Crash

Crash
I saw Crash over a month ago, and I've been thinking about it more and more, as recent allegations have surfaced -- suggesting that the late response to helping New Orleans, is a result of race discrimination. Crash is a movie for America -- it is a movie for the world -- it is required viewing for all of us today. It is a movie for a world where cultures are colliding as the world shrinks. The fears, biases, prejudices, and sometimes, dark hatred, are polluting our thinking, our neighbourhoods, our relationships. Crash examines this all. The movie doesn't try to paint a grim picture -- it tries to paint reality, and the results are grim. Our prejudices are so human, and while we keep them in check most of the time, they break the surface when we're stressed. That is what's happening in New Orleans, and America, right now.

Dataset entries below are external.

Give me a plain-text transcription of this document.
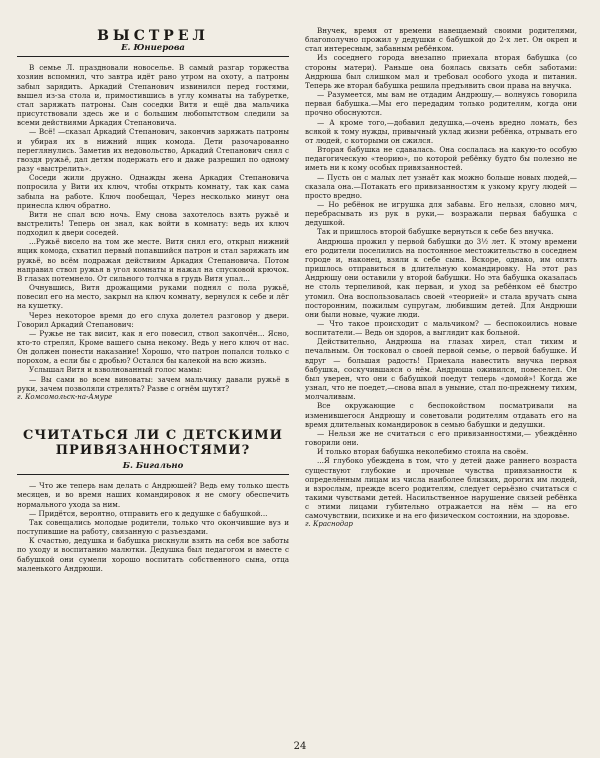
ВЫСТРЕЛ
Е. Юниерова

В семье Л. праздновали новоселье. В самый разгар торжества хозяин вспомнил, что завтра идёт рано утром на охоту, а патроны забыл зарядить. Аркадий Степанович извинился перед гостями, вышел из-за стола и, примостившись в углу комнаты на табуретке, стал заряжать патроны. Сын соседки Витя и ещё два мальчика присутствовали здесь же и с большим любопытством следили за всеми действиями Аркадия Степановича.

— Всё! —сказал Аркадий Степанович, закончив заряжать патроны и убирая их в нижний ящик комода. Дети разочарованно переглянулись. Заметив их недовольство, Аркадий Степанович снял с гвоздя ружьё, дал детям подержать его и даже разрешил по одному разу «выстрелить».

Соседи жили дружно. Однажды жена Аркадия Степановича попросила у Вити их ключ, чтобы открыть комнату, так как сама забыла на работе. Ключ пообещал, Через несколько минут она принесла ключ обратно.

Витя не спал всю ночь. Ему снова захотелось взять ружьё и выстрелить! Теперь он знал, как войти в комнату: ведь их ключ подходил к двери соседей.

...Ружьё висело на том же месте. Витя снял его, открыл нижний ящик комода, схватил первый попавшийся патрон и стал заряжать им ружьё, во всём подражая действиям Аркадия Степановича. Потом направил ствол ружья в угол комнаты и нажал на спусковой крючок. В глазах потемнело. От сильного толчка в грудь Витя упал...

Очнувшись, Витя дрожащими руками поднял с пола ружьё, повесил его на место, закрыл на ключ комнату, вернулся к себе и лёг на кушетку.

Через некоторое время до его слуха долетел разговор у двери. Говорил Аркадий Степанович:

— Ружье не так висит, как я его повесил, ствол закопчён... Ясно, кто-то стрелял, Кроме вашего сына некому. Ведь у него ключ от нас. Он должен понести наказание! Хорошо, что патрон попался только с порохом, а если бы с дробью? Остался бы калекой на всю жизнь.

Услышал Витя и взволнованный голос мамы:

— Вы сами во всем виноваты: зачем мальчику давали ружьё в руки, зачем позволяли стрелять? Разве с огнём шутят?

г. Комсомольск-на-Амуре

СЧИТАТЬСЯ ЛИ С ДЕТСКИМИ ПРИВЯЗАННОСТЯМИ?
Б. Бигально

— Что же теперь нам делать с Андрюшей? Ведь ему только шесть месяцев, и во время наших командировок я не смогу обеспечить нормального ухода за ним.

— Придётся, вероятно, отправить его к дедушке с бабушкой...

Так совещались молодые родители, только что окончившие вуз и поступившие на работу, связанную с разъездами.

К счастью, дедушка и бабушка рискнули взять на себя все заботы по уходу и воспитанию малютки. Дедушка был педагогом и вместе с бабушкой они сумели хорошо воспитать собственного сына, отца маленького Андрюши.

Внучек, время от времени навещаемый своими родителями, благополучно прожил у дедушки с бабушкой до 2-х лет. Он окреп и стал интересным, забавным ребёнком.

Из соседнего города внезапно приехала вторая бабушка (со стороны матери). Раньше она боялась связать себя заботами: Андрюша был слишком мал и требовал особого ухода и питания. Теперь же вторая бабушка решила предъявить свои права на внучка.

— Разумеется, мы вам не отдадим Андрюшу,— волнуясь говорила первая бабушка.—Мы его передадим только родителям, когда они прочно обоснуются.

— А кроме того,—добавил дедушка,—очень вредно ломать, без всякой к тому нужды, привычный уклад жизни ребёнка, отрывать его от людей, с которыми он сжился.

Вторая бабушка не сдавалась. Она сослалась на какую-то особую педагогическую «теорию», по которой ребёнку будто бы полезно не иметь ни к кому особых привязанностей.

— Пусть он с малых лет узнаёт как можно больше новых людей,—сказала она.—Потакать его привязанностям к узкому кругу людей — просто вредно.

— Но ребёнок не игрушка для забавы. Его нельзя, словно мяч, перебрасывать из рук в руки,— возражали первая бабушка с дедушкой.

Так и пришлось второй бабушке вернуться к себе без внучка.

Андрюша прожил у первой бабушки до 3½ лет. К этому времени его родители поселились на постоянное местожительство в соседнем городе и, наконец, взяли к себе сына. Вскоре, однако, им опять пришлось отправиться в длительную командировку. На этот раз Андрюшу они оставили у второй бабушки. Но эта бабушка оказалась не столь терпеливой, как первая, и уход за ребёнком её быстро утомил. Она воспользовалась своей «теорией» и стала вручать сына посторонним, пожилым супругам, любившим детей. Для Андрюши они были новые, чужие люди.

— Что такое происходит с мальчиком? — беспокоились новые воспитатели.— Ведь он здоров, а выглядит как больной.

Действительно, Андрюша на глазах хирел, стал тихим и печальным. Он тосковал о своей первой семье, о первой бабушке. И вдруг — большая радость! Приехала навестить внучка первая бабушка, соскучившаяся о нём. Андрюша оживился, повеселел. Он был уверен, что они с бабушкой поедут теперь «домой»! Когда же узнал, что не поедет,—снова впал в уныние, стал по-прежнему тихим, молчаливым.

Все окружающие с беспокойством посматривали на изменившегося Андрюшу и советовали родителям отдавать его на время длительных командировок в семью бабушки и дедушки.

— Нельзя же не считаться с его привязанностями,— убеждённо говорили они.

И только вторая бабушка неколебимо стояла на своём.

...Я глубоко убеждена в том, что у детей даже раннего возраста существуют глубокие и прочные чувства привязанности к определённым лицам из числа наиболее близких, дорогих им людей, и взрослым, прежде всего родителям, следует серьёзно считаться с такими чувствами детей. Насильственное нарушение связей ребёнка с этими лицами губительно отражается на нём — на его самочувствии, психике и на его физическом состоянии, на здоровье.

г. Краснодар

24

Crash is set in LA, and spans 36 hours in the lives of some very diverse characters. The city district attorney and his wife; a Persian convenience store owner, his wife and his daughter; a black police detective, and his lover, a Latino police detective; a black successful television director and his wife; a Mexican locksmith and his young family; two black car-jackers with a chip on their shoulders; two white cops on the beat -- one a rookie, the other experienced and bad; a middle-aged Korean couple. Their lives over the next 36 hours will intersect -- crash. You get to see their lives, from their perspective, understanding what motivates and guides them. You see that despite their differences, they all share the same humanity, with our potential for our best, and our worst. The movie starts disconnected, with the characters being explored independently, then the crash starts. As characters collide, their responses are at times jarring -- a definite wake-up for those weened on the good guys versus the bad guys. I left the movie theatre wishing we would all have the patience to see things from another's perspective. Maybe then the world would have a little less hate, a little less intolerance. It is easy to hate when you can marginalized those you hate by their difference to you -- it's an entirely different matter when you realize that they are not so different after all.

The movie will be available on DVD on September 6th. If you missed it in the theatre, get the DVD. If there's one movie you should you watch, this is it.